The applicant's fourth submission is that his material and nonmaterial interests as well as his chances of promotion were adversely affected by his transfer. In view of the Court's statements in paragraphs 20 and 21 of the decision in the comparable Kühner case this contention must also be rejected. As in the Kühner case, the applicant's new duties as “head of a sector of activity in a division” correspond “very closely to one of the descriptions of posts comprised in the basic post of principal administrator”. In my view the Commission satisfactorily refuted the submission made at the hearing that there is no such correspondence. I would add that, unlike the other distinguishable activities of the division in question, his sector of activity is in fact mentioned separately in the general description of the division's work and that it is clear from the report of Mr Verheyden to which I referred earlier that he does have a rather privileged position vis-à-vis his colleagues in the division. Finally, I repeat my conclusion in the introduction, namely that in the interests of the service the Commission must be considered to be fully entitled to adopt the reorganization measures in question. Owing to the care with which the consequences of that measure upon the applicant were adjusted, not only was his status fully respected but furthermore; his personal interests were reasonably taken into account.

Finally, the last submission as to misuse of power must, I think, also be dismissed. On this point I refer to the judgments in Kühner and Arning as well as to my introductory remarks. The reorganization was the result of the external Spierenburg Report and the internal Ortoli Report and considerations such as those mentioned in my introductory remarks were a clear justification of the need for it. As was also held in the judgments I have just cited, it is not for the Court to pass any judgment on the expediency of the reorganization or its effects upon the applicant.
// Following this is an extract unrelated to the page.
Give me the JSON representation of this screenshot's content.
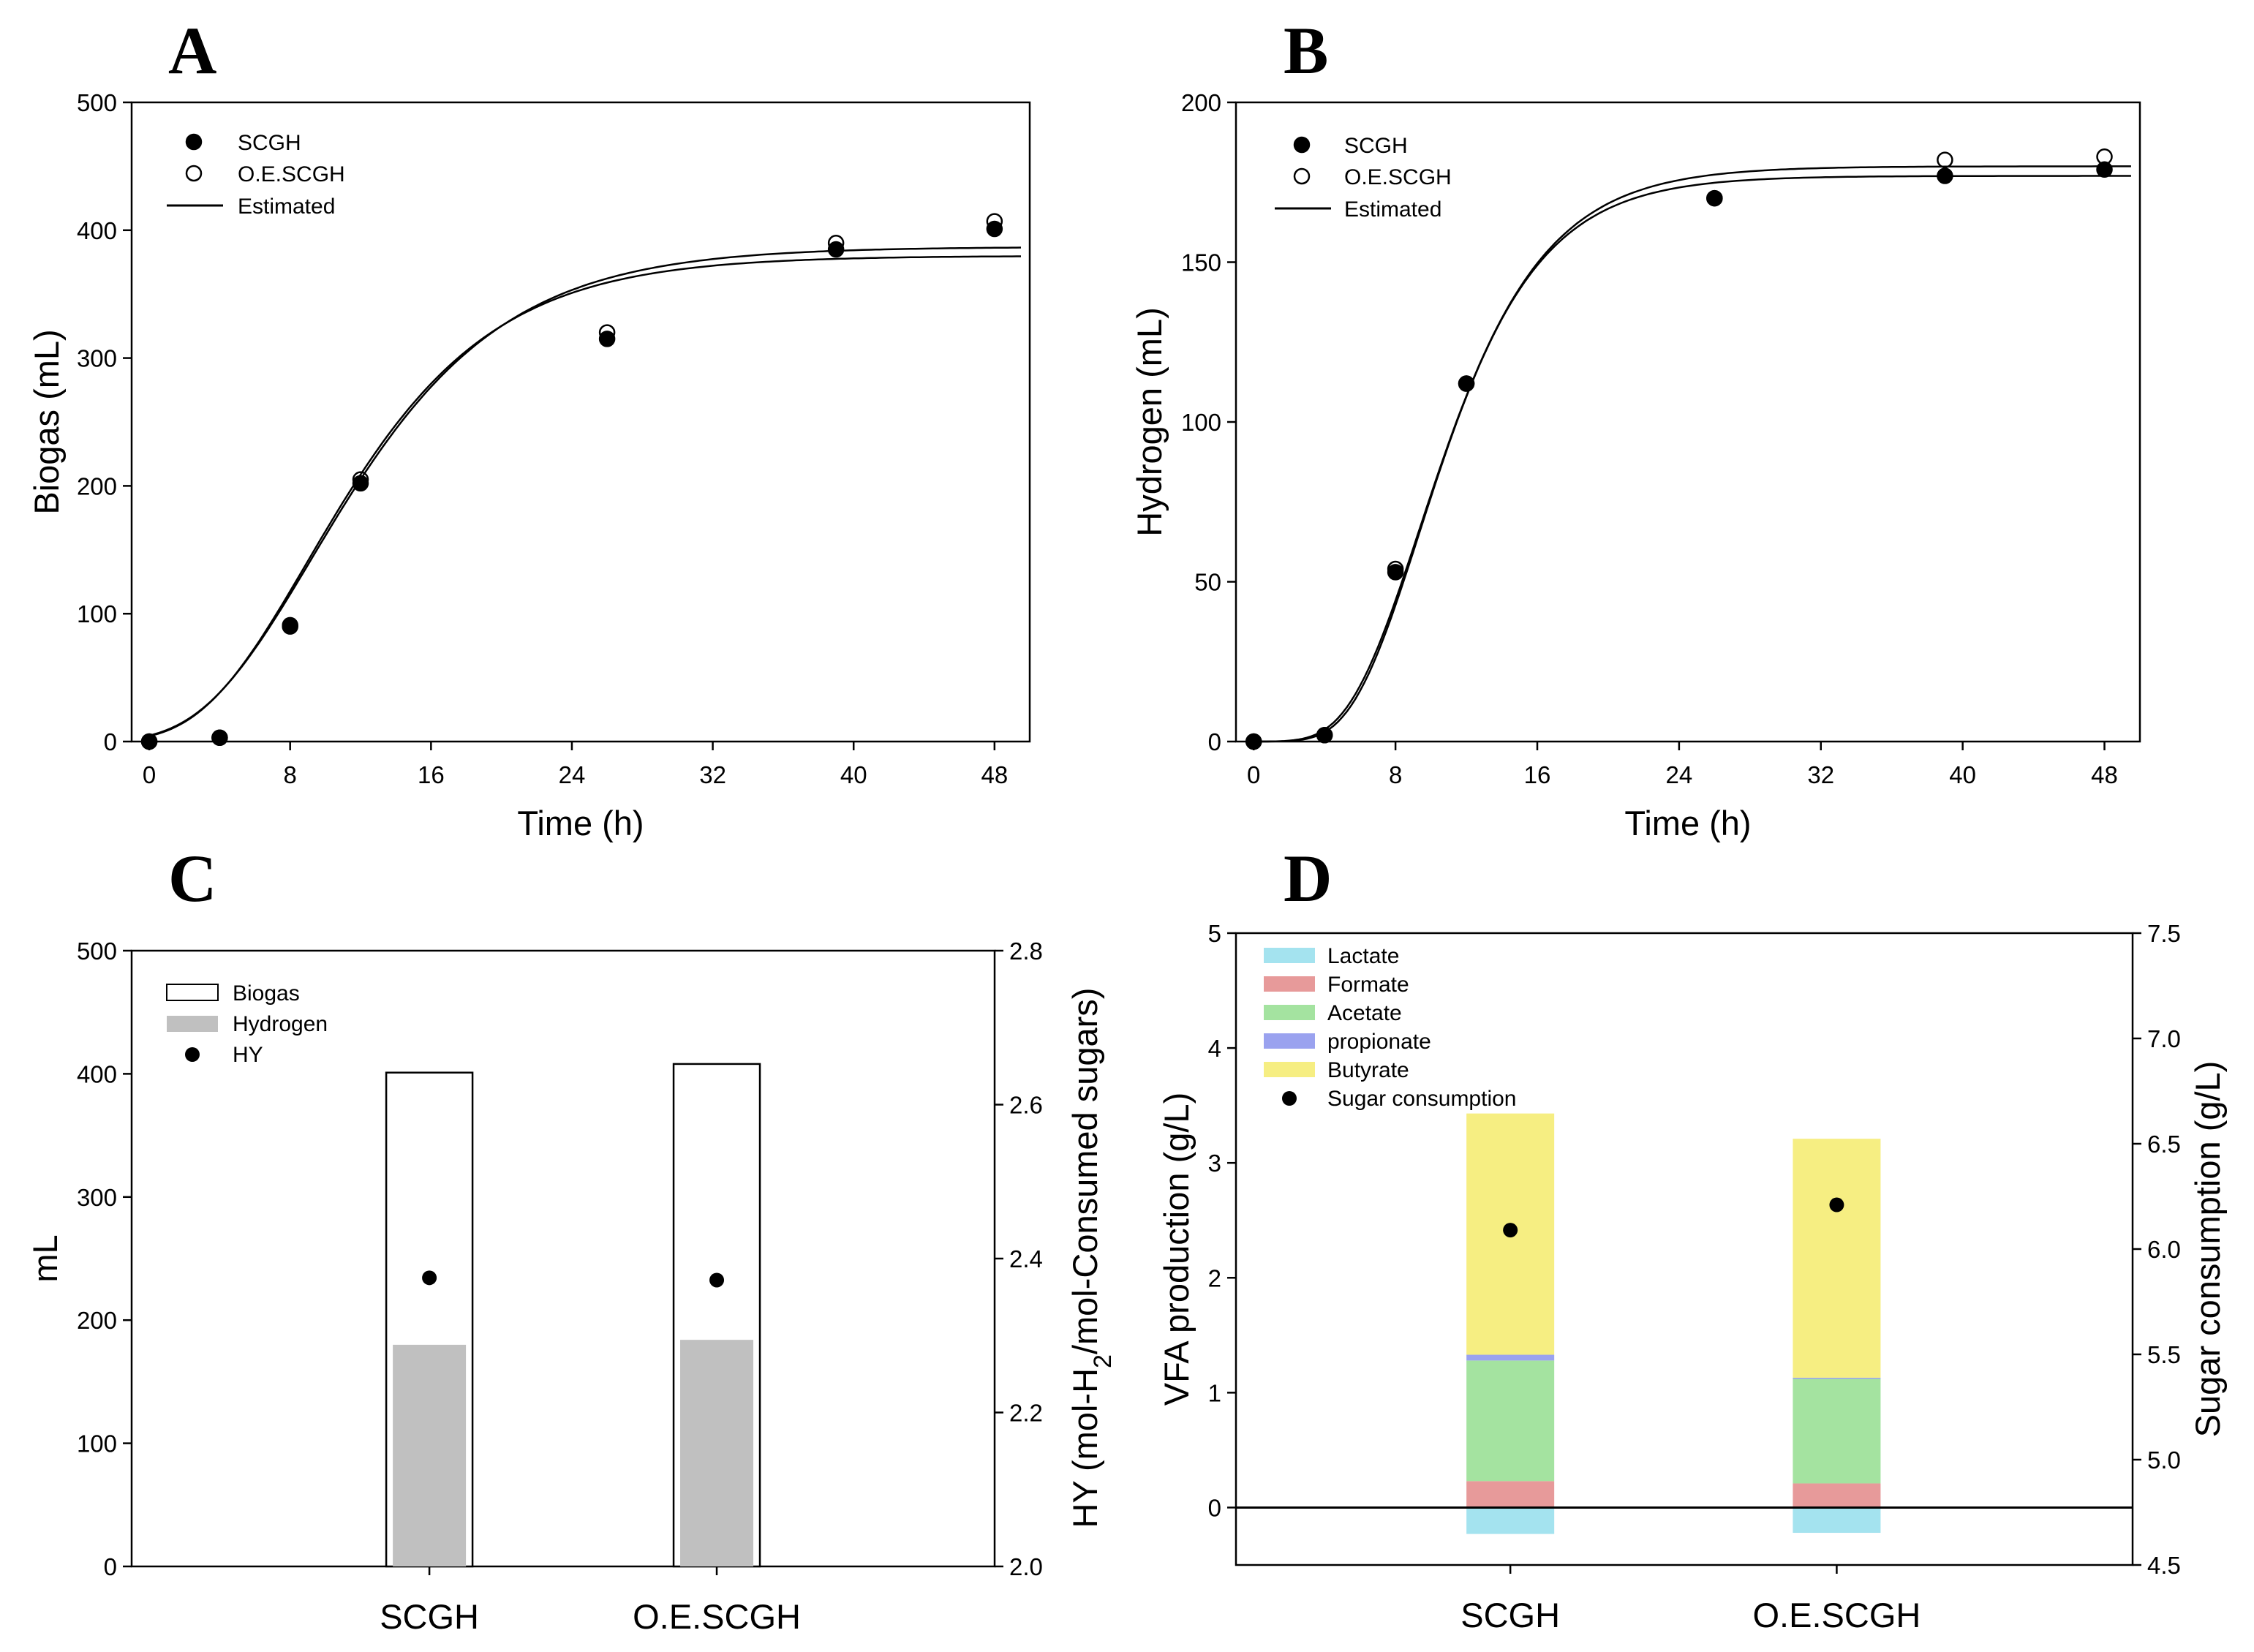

However, the course of events shown by the evidence submitted by the applicant and the Commission gives no reason to doubt that only considerations bearing upon the interests of the service were taken into account when the contested decision was adopted and that those considerations were wholly unrelated to the applicant personally.

For those same reasons the claim for damages should be dismissed.

To sum up, I think that serious criticisms may indeed be made against the Commission, particularly as regards the assessment procedure followed. These concern first the delay in assessment, which should mostly be attributed to the Commission. Secondly they concern the Commission's disregard of the procedural guarantees which it had itself introduced for an objective consideration of a complaint lodged against a final assessment. However, in view of the Court's previous decisions and other considerations, the irregularities noted cannot lead to the annulment of the decisions in question or to an award of the damages claimed. Therefore in my opinion all the applications should be dismissed and both parties ordered to pay their own costs in accordance with Article 70 of the Rules of Procedure.

*

Language of the case: Dutch.

The same view is expressed in paragraph 18 of the Court's judgment of 21 April 1983 in Case 282/81 Ragusa.